Laboratory-Scale AI: Open-Weight Models are Competitive with ChatGPT Even in Low-Resource Settings
Robert Wolfe, Isaac Slaughter, Bin Han, Bingbing Wen, Yiwei Yang, Lucas Rosenblatt, Bernease Herman, Eva Brown, Zening Qu, Nic Weber, Bill Howe
TL;DR
This paper evaluates whether small open-weight language models, when finely tuned with low-data regimes on commodity hardware, can match or exceed the performance of large closed models like GPT-4-Turbo in zero-shot, few-shot, and fine-tuned settings. Using three open 7B models and two OpenAI baselines, the authors demonstrate that modest-domain fine-tuning yields competitive results across entity resolution, climate fact-checking, and clinical dialogue summarization, with substantial cost savings. They also investigate responsible-use aspects, finding privacy advantages for privately fine-tuned open models, but mixed outcomes for bias and abstention depending on the task and level of fine-tuning. The work advocates laboratory-scale AI as a feasible, transparent, and cost-effective alternative to proprietary APIs, particularly in risk-sensitive, resource-constrained contexts, while noting limitations around pretraining data transparency and resource availability.
Abstract
The rapid proliferation of generative AI has raised questions about the competitiveness of lower-parameter, locally tunable, open-weight models relative to high-parameter, API-guarded, closed-weight models in terms of performance, domain adaptation, cost, and generalization. Centering under-resourced yet risk-intolerant settings in government, research, and healthcare, we see for-profit closed-weight models as incompatible with requirements for transparency, privacy, adaptability, and standards of evidence.

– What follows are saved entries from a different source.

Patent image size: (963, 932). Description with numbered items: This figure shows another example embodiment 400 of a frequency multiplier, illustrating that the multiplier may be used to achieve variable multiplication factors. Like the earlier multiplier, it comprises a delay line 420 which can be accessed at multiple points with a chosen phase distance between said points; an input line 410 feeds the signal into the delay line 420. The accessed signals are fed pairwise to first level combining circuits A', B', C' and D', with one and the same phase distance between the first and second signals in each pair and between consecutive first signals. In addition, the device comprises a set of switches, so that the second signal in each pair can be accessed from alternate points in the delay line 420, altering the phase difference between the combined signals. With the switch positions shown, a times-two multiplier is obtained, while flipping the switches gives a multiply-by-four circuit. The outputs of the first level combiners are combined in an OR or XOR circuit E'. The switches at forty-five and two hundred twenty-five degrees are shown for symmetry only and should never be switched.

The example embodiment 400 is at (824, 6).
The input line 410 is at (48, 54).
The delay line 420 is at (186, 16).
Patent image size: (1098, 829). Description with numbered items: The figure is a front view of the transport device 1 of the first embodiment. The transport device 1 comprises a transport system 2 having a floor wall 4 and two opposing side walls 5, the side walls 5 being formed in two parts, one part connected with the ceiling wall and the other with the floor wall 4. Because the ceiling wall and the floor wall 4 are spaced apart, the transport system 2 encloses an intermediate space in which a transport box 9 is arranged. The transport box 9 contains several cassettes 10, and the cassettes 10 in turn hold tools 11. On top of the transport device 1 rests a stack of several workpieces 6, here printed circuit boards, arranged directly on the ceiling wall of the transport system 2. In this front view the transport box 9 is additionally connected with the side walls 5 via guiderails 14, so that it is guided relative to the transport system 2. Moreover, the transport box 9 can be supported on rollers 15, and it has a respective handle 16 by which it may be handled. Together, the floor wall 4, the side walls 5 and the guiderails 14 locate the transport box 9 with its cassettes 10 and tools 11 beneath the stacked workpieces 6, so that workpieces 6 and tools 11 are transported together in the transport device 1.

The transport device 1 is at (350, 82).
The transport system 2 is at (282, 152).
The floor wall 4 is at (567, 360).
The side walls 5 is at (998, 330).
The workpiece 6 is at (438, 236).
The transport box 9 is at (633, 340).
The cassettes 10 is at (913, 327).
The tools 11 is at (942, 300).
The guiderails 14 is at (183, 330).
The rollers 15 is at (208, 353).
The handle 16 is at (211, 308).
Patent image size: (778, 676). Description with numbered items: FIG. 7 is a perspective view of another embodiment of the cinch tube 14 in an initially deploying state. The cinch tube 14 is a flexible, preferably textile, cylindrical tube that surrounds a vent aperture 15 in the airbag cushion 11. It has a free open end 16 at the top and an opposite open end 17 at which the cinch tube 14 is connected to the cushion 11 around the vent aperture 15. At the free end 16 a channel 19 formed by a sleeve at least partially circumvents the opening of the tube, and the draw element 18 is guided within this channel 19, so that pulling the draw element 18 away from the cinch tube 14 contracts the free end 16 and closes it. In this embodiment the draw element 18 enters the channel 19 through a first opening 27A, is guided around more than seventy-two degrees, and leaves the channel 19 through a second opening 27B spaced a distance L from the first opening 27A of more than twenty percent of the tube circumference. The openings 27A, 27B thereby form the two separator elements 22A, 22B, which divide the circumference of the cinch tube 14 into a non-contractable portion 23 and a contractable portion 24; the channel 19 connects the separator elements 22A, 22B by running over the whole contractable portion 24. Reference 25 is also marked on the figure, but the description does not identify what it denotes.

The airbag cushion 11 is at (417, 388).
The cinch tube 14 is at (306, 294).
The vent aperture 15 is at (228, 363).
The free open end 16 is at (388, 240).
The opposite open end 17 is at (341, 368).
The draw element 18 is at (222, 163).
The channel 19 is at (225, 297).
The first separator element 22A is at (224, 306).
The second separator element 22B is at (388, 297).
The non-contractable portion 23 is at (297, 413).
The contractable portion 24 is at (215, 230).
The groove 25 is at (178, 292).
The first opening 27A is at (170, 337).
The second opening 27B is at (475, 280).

Yet the performance penalty in using open-weight models, especially in low-data and low-resource settings, is unclear. We assess the feasibility of using smaller, open-weight models to replace GPT-4-Turbo in zero-shot, few-shot, and fine-tuned regimes, assuming access to only a single, low-cost GPU. We assess value-sensitive issues around bias, privacy, and abstention on three additional tasks relevant to those topics. We find that with relatively low effort, very low absolute monetary cost, and relatively little data for fine-tuning, small open-weight models can achieve competitive performance in domain-adapted tasks without sacrificing generality. We then run experiments considering practical issues in bias, privacy, and hallucination risk, finding that open models offer several benefits over closed models. We intend this work as a case study in understanding the opportunity cost of reproducibility and transparency over for-profit state-of-the-art zero shot performance, finding this cost to be marginal under realistic settings.